As I burnish Firefly’s shapely ankles, it occurs to me that a large proportion of human creativity has been spent not just making weaponry, but also polishing it.  That is to say, we like our implements of death to be beautiful.  The roots of this tendency can be traced right back to prehistoric times when our ancestors from the late Paleolithic took pains to smooth and shape their spear and axe heads to a degree far in excess of what was needed to make them functional tools.  It may be fair to say that the 20th century ameliorated this tendency with the rise of  cheaply fabricated devices like the Sten gun or AK-47.  Walnut and blued steel gave way to the ruthless efficiency of stamped metal and injection molded plastic.

Modern trends aside however,   it still runs deep in Homo Sapiens to polish and revere the tools they use to take life.  The beautification of weaponry is an ancient and largely universal tendency.  Perhaps it incurred a tactical advantage by causing  enemies to back down in a fight;  just  a testosterone fueled need to dominate through a bit of flash.   After-all, what self respecting warrior would want a beauty “gap” on the field of blood?

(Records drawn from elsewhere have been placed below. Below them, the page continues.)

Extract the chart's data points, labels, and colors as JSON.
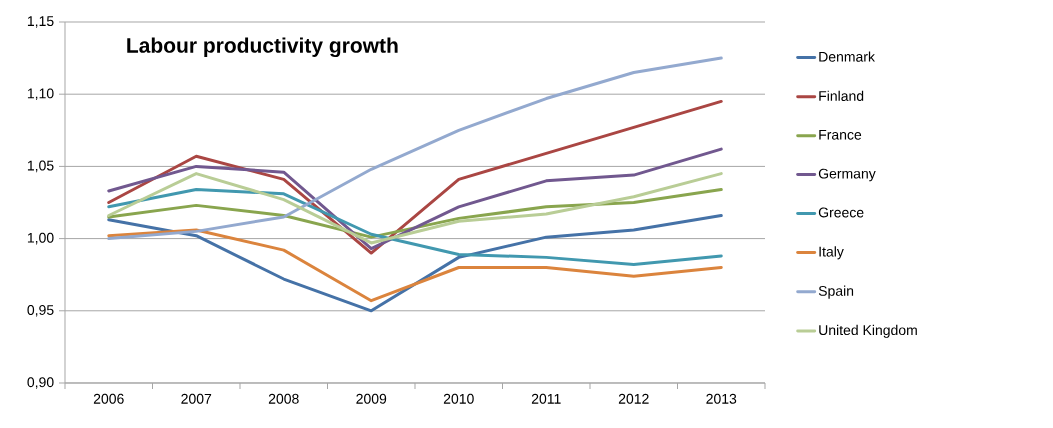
{
  "chart_data": {
    "type": "line",
    "title": "Labour productivity growth",
    "categories": [
      "2006",
      "2007",
      "2008",
      "2009",
      "2010",
      "2011",
      "2012",
      "2013"
    ],
    "series": [
      {
        "name": "Denmark",
        "color": "#4572a7",
        "values": [
          1.013,
          1.002,
          0.972,
          0.95,
          0.987,
          1.001,
          1.006,
          1.016
        ]
      },
      {
        "name": "Finland",
        "color": "#aa4643",
        "values": [
          1.025,
          1.057,
          1.041,
          0.99,
          1.041,
          1.059,
          1.077,
          1.095
        ]
      },
      {
        "name": "France",
        "color": "#89a54e",
        "values": [
          1.015,
          1.023,
          1.016,
          1.001,
          1.014,
          1.022,
          1.025,
          1.034
        ]
      },
      {
        "name": "Germany",
        "color": "#71588f",
        "values": [
          1.033,
          1.05,
          1.046,
          0.993,
          1.022,
          1.04,
          1.044,
          1.062
        ]
      },
      {
        "name": "Greece",
        "color": "#4198af",
        "values": [
          1.022,
          1.034,
          1.031,
          1.003,
          0.989,
          0.987,
          0.982,
          0.988
        ]
      },
      {
        "name": "Italy",
        "color": "#db843d",
        "values": [
          1.002,
          1.006,
          0.992,
          0.957,
          0.98,
          0.98,
          0.974,
          0.98
        ]
      },
      {
        "name": "Spain",
        "color": "#93a9cf",
        "values": [
          1.0,
          1.005,
          1.015,
          1.048,
          1.075,
          1.097,
          1.115,
          1.125
        ]
      },
      {
        "name": "United Kingdom",
        "color": "#b9cd96",
        "values": [
          1.016,
          1.045,
          1.027,
          0.997,
          1.012,
          1.017,
          1.029,
          1.045
        ]
      }
    ],
    "ylim": [
      0.9,
      1.15
    ],
    "yticks": [
      {
        "value": 0.9,
        "label": "0,90"
      },
      {
        "value": 0.95,
        "label": "0,95"
      },
      {
        "value": 1.0,
        "label": "1,00"
      },
      {
        "value": 1.05,
        "label": "1,05"
      },
      {
        "value": 1.1,
        "label": "1,10"
      },
      {
        "value": 1.15,
        "label": "1,15"
      }
    ],
    "grid": "y",
    "legend": "right",
    "marker": "none",
    "line_style": "solid"
  }
}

This matched set of duelling pistols is by the renowned 19th century English gunsmith, Joseph Manton.   No picture can fully communicate the level of fit and finish and mechanical perfection that he achieved.

These are some of the things I think about as I purchase sandpaper by the ream.   Is it simple market forces propelling this obsession in our species, or is it just those polish, polish, polish genes acting out?   Being weapons gay is such a drag when your fingers start bleeding.

The Rebecca just blew a big raspberry over all this by suggesting that smoothing and polishing helps prevent rust.   Ever a pragmatic champion for polishing the silverware,  I am defeated by her eloquence and industry.    Polishing resumes.